Dropping unused factor levels virginica from the supplied explanatory variable 'Species'.

Visualize

Now, create an appropriate visualization fo your null distribution. Where is this distribution centered? Why does this make sense?

null_dist |> 
  ggplot(
    aes(x = stat)
  ) + 
  geom_histogram()

`stat_bin()` using `bins = 30`. Pick better value with `binwidth`.

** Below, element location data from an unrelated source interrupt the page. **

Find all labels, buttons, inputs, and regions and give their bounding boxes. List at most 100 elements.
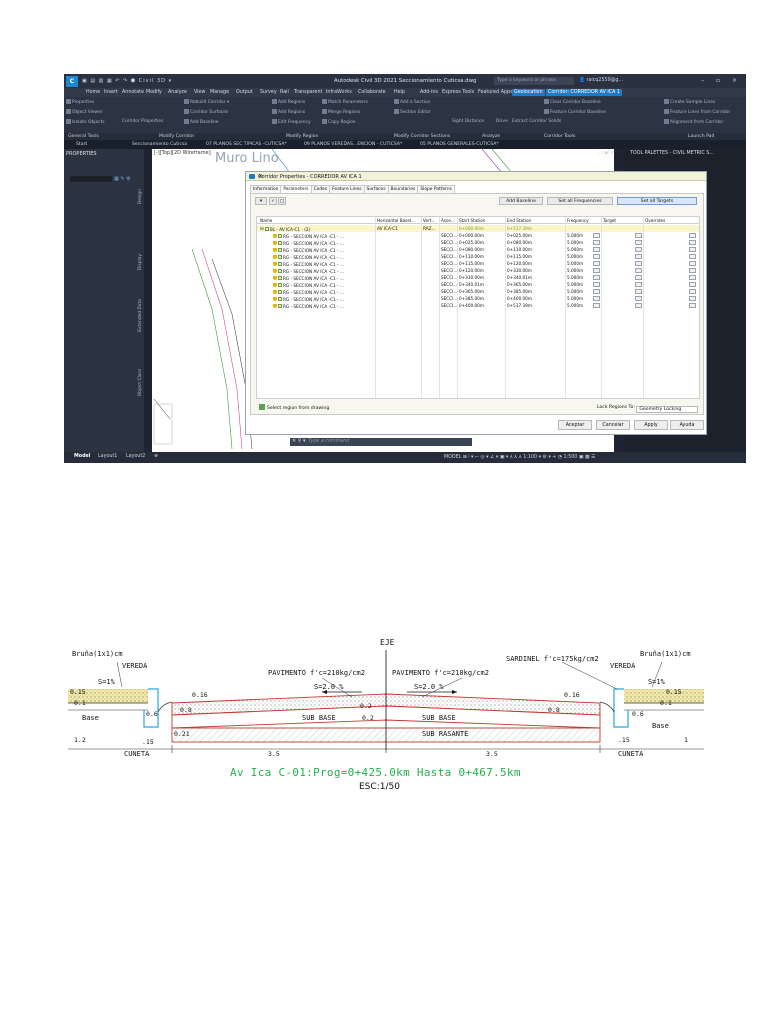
accept-button[interactable]: Aceptar bbox=[558, 420, 592, 430]
drive-button[interactable]: Drive bbox=[496, 119, 508, 124]
column-divider[interactable] bbox=[643, 217, 644, 398]
status-tools[interactable]: MODEL ⊞ ⦙ ▾ ⌐ ◎ ▾ ∠ ▾ ▣ ▾ ⅄ ⅄ ⅄ 1:100 ▾ … bbox=[444, 454, 595, 460]
civil3d-logo-icon[interactable]: C bbox=[66, 76, 78, 87]
ribbon-tab-analyze[interactable]: Analyze bbox=[168, 90, 187, 95]
column-divider[interactable] bbox=[505, 217, 506, 398]
doc-tab-generales[interactable]: 05 PLANOS GENERALES-CUTICSA* bbox=[420, 142, 499, 147]
side-tab-extended-data[interactable]: Extended Data bbox=[138, 299, 144, 332]
ellipsis-button[interactable] bbox=[593, 261, 600, 266]
region-checkbox[interactable] bbox=[278, 290, 282, 294]
ribbon-tab-express-tools[interactable]: Express Tools bbox=[442, 90, 474, 95]
overrides-button[interactable] bbox=[689, 261, 696, 266]
close-icon[interactable]: ✕ bbox=[258, 173, 702, 180]
ribbon-tab-add-ins[interactable]: Add-ins bbox=[420, 90, 438, 95]
help-button[interactable]: Ayuda bbox=[670, 420, 704, 430]
add-regions-2-button[interactable]: Add Regions bbox=[272, 109, 305, 115]
edit-frequency-button[interactable]: Edit Frequency bbox=[272, 119, 311, 125]
ribbon-tab-infraworks[interactable]: InfraWorks bbox=[326, 90, 352, 95]
merge-regions-button[interactable]: Merge Regions bbox=[322, 109, 360, 115]
doc-tab-seccionamiento[interactable]: Seccionamiento Cuticsa bbox=[132, 142, 187, 147]
ellipsis-button[interactable] bbox=[593, 303, 600, 308]
lock-regions-select[interactable]: Geometry Locking bbox=[636, 406, 699, 413]
add-regions-button[interactable]: Add Regions bbox=[272, 99, 305, 105]
set-all-targets-button[interactable]: Set all Targets bbox=[617, 197, 697, 205]
column-divider[interactable] bbox=[601, 217, 602, 398]
object-viewer-button[interactable]: Object Viewer bbox=[66, 109, 103, 115]
column-header-2[interactable]: Vert... bbox=[423, 218, 435, 223]
ellipsis-button[interactable] bbox=[635, 240, 642, 245]
feature-corridor-baseline-button[interactable]: Feature Corridor Baseline bbox=[544, 109, 606, 115]
window-controls[interactable]: – ▫ × bbox=[701, 77, 742, 84]
properties-button[interactable]: Properties bbox=[66, 99, 94, 105]
doc-tab-veredas[interactable]: 09 PLANOS VEREDAS...ENCION - CUTICSA* bbox=[304, 142, 402, 147]
ellipsis-button[interactable] bbox=[593, 289, 600, 294]
corridor-properties-ribbon-button[interactable]: Corridor Properties bbox=[122, 119, 163, 124]
side-tab-object-class[interactable]: Object Class bbox=[138, 369, 144, 396]
add-baseline-ribbon-button[interactable]: Add Baseline bbox=[184, 119, 219, 125]
model-space-toggle[interactable]: MODEL bbox=[444, 455, 461, 460]
ribbon-tab-featured-apps[interactable]: Featured Apps bbox=[478, 90, 513, 95]
baseline-row[interactable]: ⊟ BL - AV ICA-C1 - (2) AV ICA-C1 RAZ... 0+0… bbox=[257, 225, 699, 232]
ellipsis-button[interactable] bbox=[635, 275, 642, 280]
region-checkbox[interactable] bbox=[278, 304, 282, 308]
panel-launch-pad[interactable]: Launch Pad bbox=[688, 134, 714, 139]
region-checkbox[interactable] bbox=[278, 234, 282, 238]
tab-layout2[interactable]: Layout2 bbox=[126, 454, 145, 459]
column-header-8[interactable]: Overrides bbox=[645, 218, 665, 223]
add-section-button[interactable]: Add a Section bbox=[394, 99, 430, 105]
column-header-1[interactable]: Horizontal Basel... bbox=[377, 218, 415, 223]
ellipsis-button[interactable] bbox=[635, 282, 642, 287]
create-sample-lines-button[interactable]: Create Sample Lines bbox=[664, 99, 715, 105]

Now, add a vertical line on your null distribution that represents your sample statistic. Based on the position of this line, do you your sample mean is an unusual observation under the assumption of the null hypothesis?

null_dist |> 
  ggplot(
    aes(x = stat)
  ) + 
  geom_histogram() + 
  geom_vline(xintercept = -0.93)

`stat_bin()` using `bins = 30`. Pick better value with `binwidth`.

Calculate your p-value below

null_dist |>
  get_p_value(obs_stat = -.93, direction = "both")

p-value ~ < 0.001

And visualize it..

Let’s visualize it!

visualize(null_dist) +
 shade_p_value(obs_stat = -0.93, direction = "both") + 
 shade_p_value(obs_stat = 0.93, direction = "two sided")

Using your associated p-value, please write the following in the context of the problem. Assume that $\alpha$ = 0.05.

– Interpretation of p-value: The probability of observing a difference in mean sepal length between setosa and versicolor (setosa - versicolor) equal to -0.93 or something more extreme given the true mean sepal length between setosa and versicolor are equal is roughly < 0.001.

– Decision: We have evidence to reject the null hypothesis that the true mean sepal length for the setosa species is equal to the true mean sepal length for the versicolor species.

– Conclusion: Strong evidence to conclude that the true mean sepal length for the setosa species is different than the true mean sepal length for the versicolor species.